I was in Orange County visiting the Vietnamese community and this showed up in my inbox:
This made me feel a bit rebellious so I wanted to do something different. Kieu, my super cute-and-kind host, recommended a great place for a way overdue haircut and while I was there, I decided to dye my hair.
Dying my hair was one of the things I’d wanted to try for a long time but for various reasons never did. For one thing, I’ve heard that dying my hair could potentially damage it. For another, I’ve learned my entire life to be content with my original hair color so I was worried that dying my hair would only make it worse. However, the main reason was that it was expensive. Who pays $$$$ to style dead body cells when kids are starving in Vietnam?

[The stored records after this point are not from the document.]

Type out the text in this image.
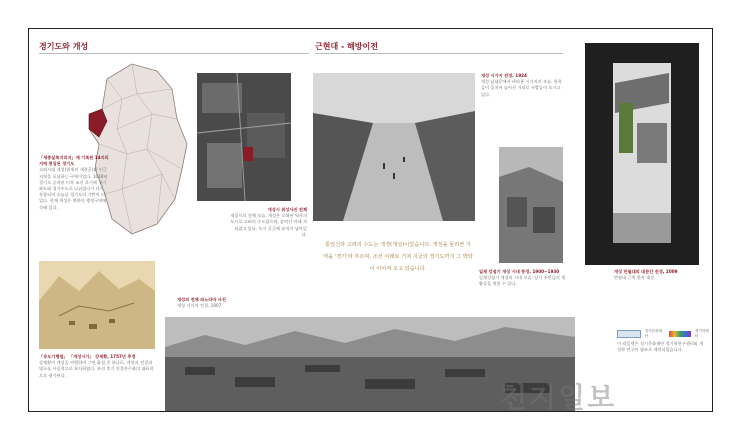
경기도와 개성
「세종실록지리지」에 기록된 14지리지에 편입된 경기도
고려시대 개성(현재의 개풍군)과 인근 지역을 포함하는 구역이었다. 1018년 경기로 승격된 이후 조선 초기에 경기좌도와 경기우도로 나뉘었다가 다시 통합되어 오늘날 경기도의 기반이 되었다. 현재 개성은 북한의 행정구역에 속해 있다.	개성시 위성사진 전체
개성시의 전체 모습. 개성은 오래된 역사의 도시로 고려의 수도였으며, 송악산 아래 자리잡고 있다. 도시 곳곳에 유적이 남아있다.
「송도기행첩」 「개성시가」 강세황, 1757년 추정
강세황이 개성을 여행하며 그린 화첩 중 하나로, 개성의 전경과 명소를 사실적으로 묘사하였다. 조선 후기 진경산수화의 대표작으로 평가된다.
개성의 전체 파노라마 사진
개성 시가지 전경, 1907
근현대 - 해방이전
개성 시가지 전경, 1924
개성 남대문에서 바라본 시가지의 모습. 한옥들이 줄지어 늘어선 거리로 사람들이 오가고 있다.
통일신라 고려의 수도는 개경(개성)이었습니다. 개성을 둘러싼 지역을 '경기'라 부르며, 조선 이래로 거쳐 지금의 경기도까지 그 맥락이 이어져 오고 있습니다.	일제 강점기 개성 시내 풍경, 1900~1930
일제강점기 개성의 시내 모습. 당시 주민들의 생활상을 엿볼 수 있다.
개성 만월대의 대문간 전경, 2009
만월대 근처 한옥 대문
경기문화재단
경기학센터
이 리플렛은 경기문화재단 경기학연구센터와 개성학 연구의 협조로 제작되었습니다.
천지일보
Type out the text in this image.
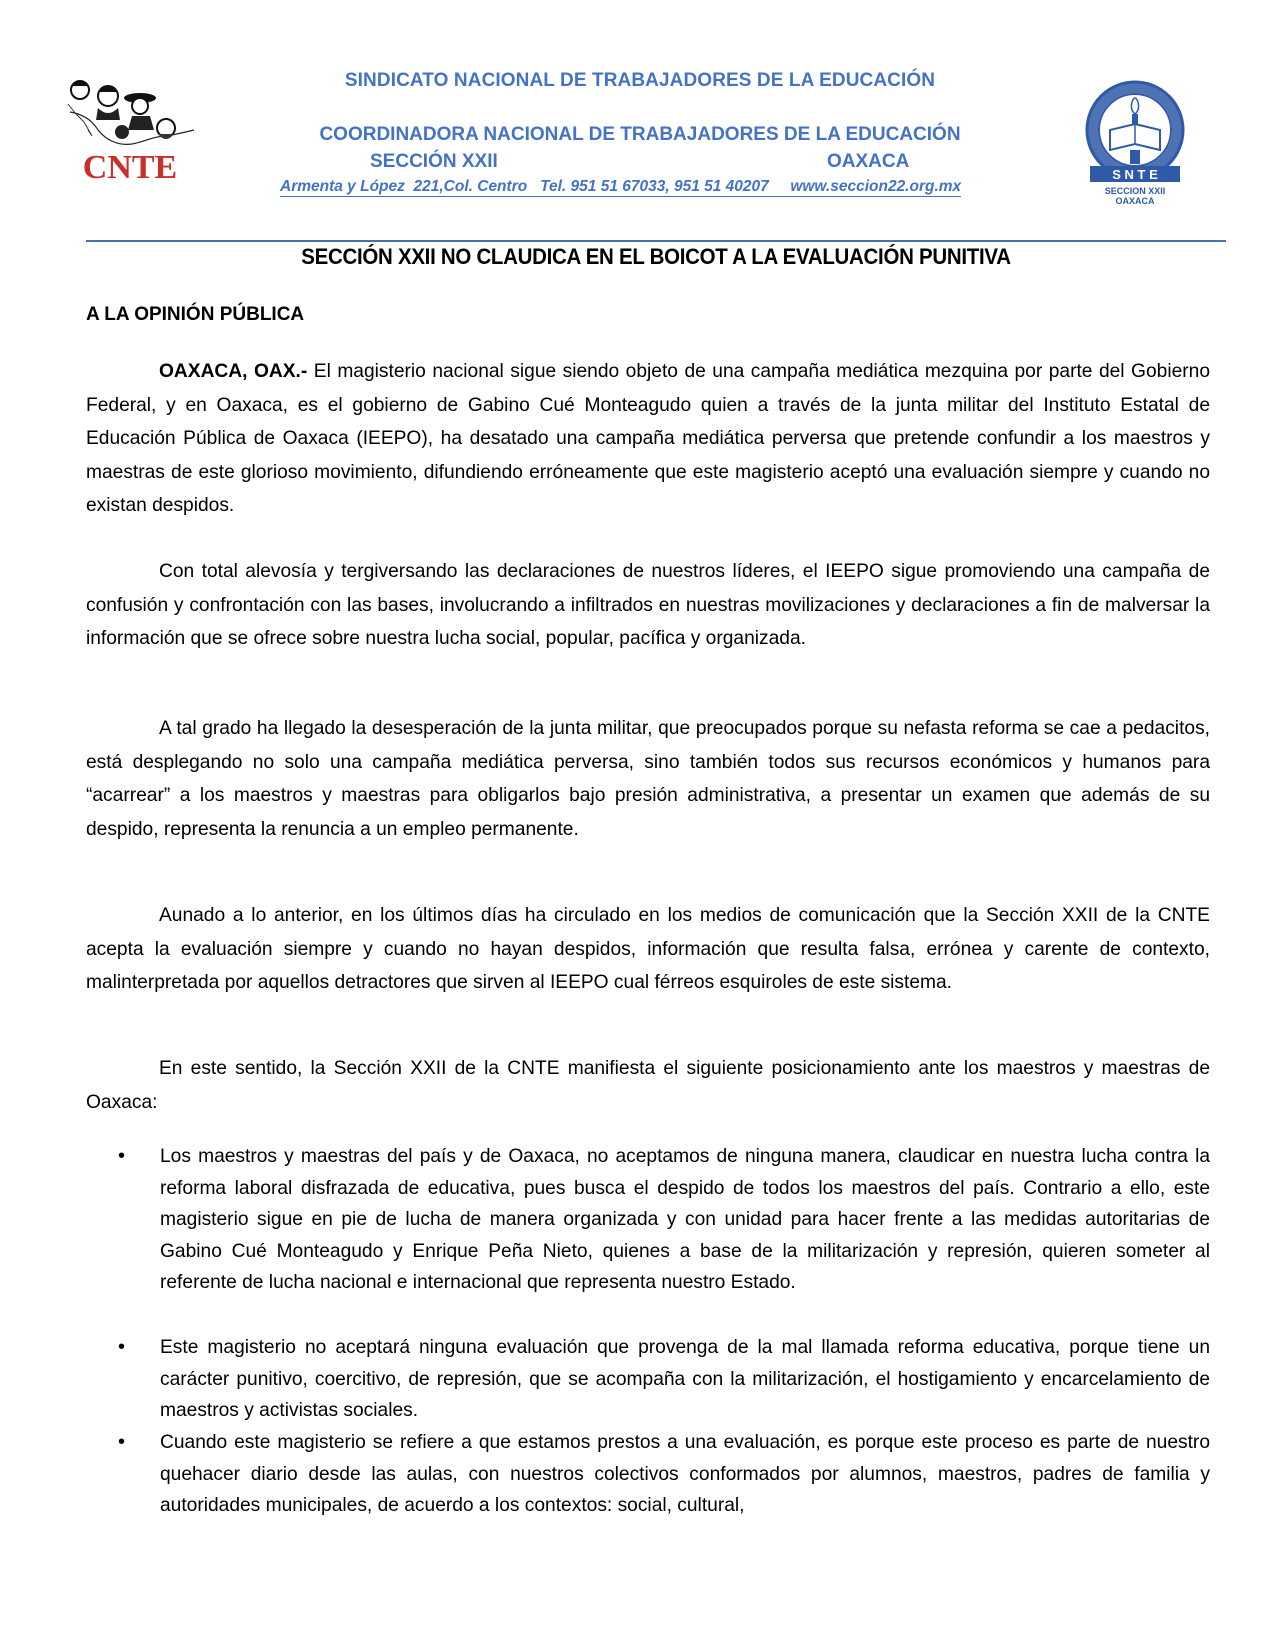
CNTE
SINDICATO NACIONAL DE TRABAJADORES DE LA EDUCACIÓN
COORDINADORA NACIONAL DE TRABAJADORES DE LA EDUCACIÓN
SECCIÓN XXII	OAXACA
Armenta y López  221,Col. Centro   Tel. 951 51 67033, 951 51 40207     www.seccion22.org.mx
S N T E
SECCION XXII
OAXACA
SECCIÓN XXII NO CLAUDICA EN EL BOICOT A LA EVALUACIÓN PUNITIVA
A LA OPINIÓN PÚBLICA

OAXACA, OAX.- El magisterio nacional sigue siendo objeto de una campaña mediática mezquina por parte del Gobierno Federal, y en Oaxaca, es el gobierno de Gabino Cué Monteagudo quien a través de la junta militar del Instituto Estatal de Educación Pública de Oaxaca (IEEPO), ha desatado una campaña mediática perversa que pretende confundir a los maestros y maestras de este glorioso movimiento, difundiendo erróneamente que este magisterio aceptó una evaluación siempre y cuando no existan despidos.

Con total alevosía y tergiversando las declaraciones de nuestros líderes, el IEEPO sigue promoviendo una campaña de confusión y confrontación con las bases, involucrando a infiltrados en nuestras movilizaciones y declaraciones a fin de malversar la información que se ofrece sobre nuestra lucha social, popular, pacífica y organizada.

A tal grado ha llegado la desesperación de la junta militar, que preocupados porque su nefasta reforma se cae a pedacitos, está desplegando no solo una campaña mediática perversa, sino también todos sus recursos económicos y humanos para “acarrear” a los maestros y maestras para obligarlos bajo presión administrativa, a presentar un examen que además de su despido, representa la renuncia a un empleo permanente.

Aunado a lo anterior, en los últimos días ha circulado en los medios de comunicación que la Sección XXII de la CNTE acepta la evaluación siempre y cuando no hayan despidos, información que resulta falsa, errónea y carente de contexto, malinterpretada por aquellos detractores que sirven al IEEPO cual férreos esquiroles de este sistema.

En este sentido, la Sección XXII de la CNTE manifiesta el siguiente posicionamiento ante los maestros y maestras de Oaxaca:

• Los maestros y maestras del país y de Oaxaca, no aceptamos de ninguna manera, claudicar en nuestra lucha contra la reforma laboral disfrazada de educativa, pues busca el despido de todos los maestros del país. Contrario a ello, este magisterio sigue en pie de lucha de manera organizada y con unidad para hacer frente a las medidas autoritarias de Gabino Cué Monteagudo y Enrique Peña Nieto, quienes a base de la militarización y represión, quieren someter al referente de lucha nacional e internacional que representa nuestro Estado.
• Este magisterio no aceptará ninguna evaluación que provenga de la mal llamada reforma educativa, porque tiene un carácter punitivo, coercitivo, de represión, que se acompaña con la militarización, el hostigamiento y encarcelamiento de maestros y activistas sociales.
• Cuando este magisterio se refiere a que estamos prestos a una evaluación, es porque este proceso es parte de nuestro quehacer diario desde las aulas, con nuestros colectivos conformados por alumnos, maestros, padres de familia y autoridades municipales, de acuerdo a los contextos: social, cultural,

But I decided to take a leap of faith and get my hair dyed. Overwhelmed by the number of options, I told Hung, the hairdresser, to surprise me. “I’m a nice girl desperate for social validation,” I told him, “so don’t choose any color you wouldn’t choose for your daughter.” My other condition was that the color had to be low-maintenance. I didn’t want to dye my hair every month as the new hair grew. On the hindsight, it might not have been the wisest course of action. However, the hairdresser seemed to be pleasantly surprised by my trust in him and I could tell that he dyed my hair with great care.
I was a bit disappointed when I saw my new hair color for the first time. It didn’t look that different from my original hair color — Kieu barely noticed the difference when she picked me up — but Hung told me that the color would show more after a few days. I felt like the scattering highlights would make me look just like any other Vietnamese girl in the US. Also, my butt was sore from almost 5 hours sitting.
A few days later, as I was driving along the Grand Canyon, I took a selfie and was pleased to see how the new hair color turned out. My trust in the hairdresser paid off. The sore butt was totally worth it.